O que parece não terem percebido, e aqui talvez seja eu a monodialogar, é que ainda que a assembleia de trabalhadores fixe a nova contribuição assistencial e não haja oposição, simplesmente não é possível a realização do desconto automático no salário dos empregados que pertençam à categoria.
O fundamento para tal conclusão parece filme de mistério, com idas e vindas até o desfecho fatídico.
Se o artigo 513, “e” da CLT permite o estabelecimento da contribuição assistencial, o artigo 545 consolidado deixa claro que não há possibilidade de desconto salarial sem a autorização dos empregados. Da mesma forma, o artigo 462 da CLT, que concretiza o princípio da intangibilidade salarial, veda qualquer tipo de desconto nos salários, salvo os ali expressamente permitidos.

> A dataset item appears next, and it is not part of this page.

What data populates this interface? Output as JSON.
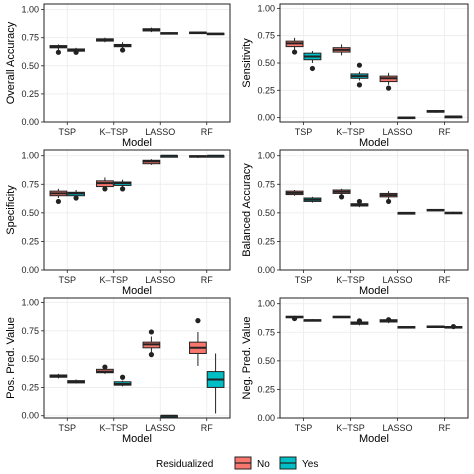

Eu sei. O argumento será que a autorização do artigo 545 pode ser coletiva, como previsto na negociação coletiva, e que o próprio artigo 462 permite o desconto previsto em contrato coletivo de trabalho, antiga denominação das convenções e acordos coletivos de trabalho. Sem falar no artigo 611-A da CLT, que estabelece o negociado sobre o legislado.
Entretanto, o legislador deixou claro no artigo 611-B da CLT, inciso XXVI que não pode ser objeto de negociação coletiva a “liberdade de associação profissional ou sindical do trabalhador, inclusive o direito de não sofrer, sem sua expressa e prévia anuência, qualquer cobrança ou desconto salarial estabelecidos em convenção coletiva ou acordo coletivo de trabalho”.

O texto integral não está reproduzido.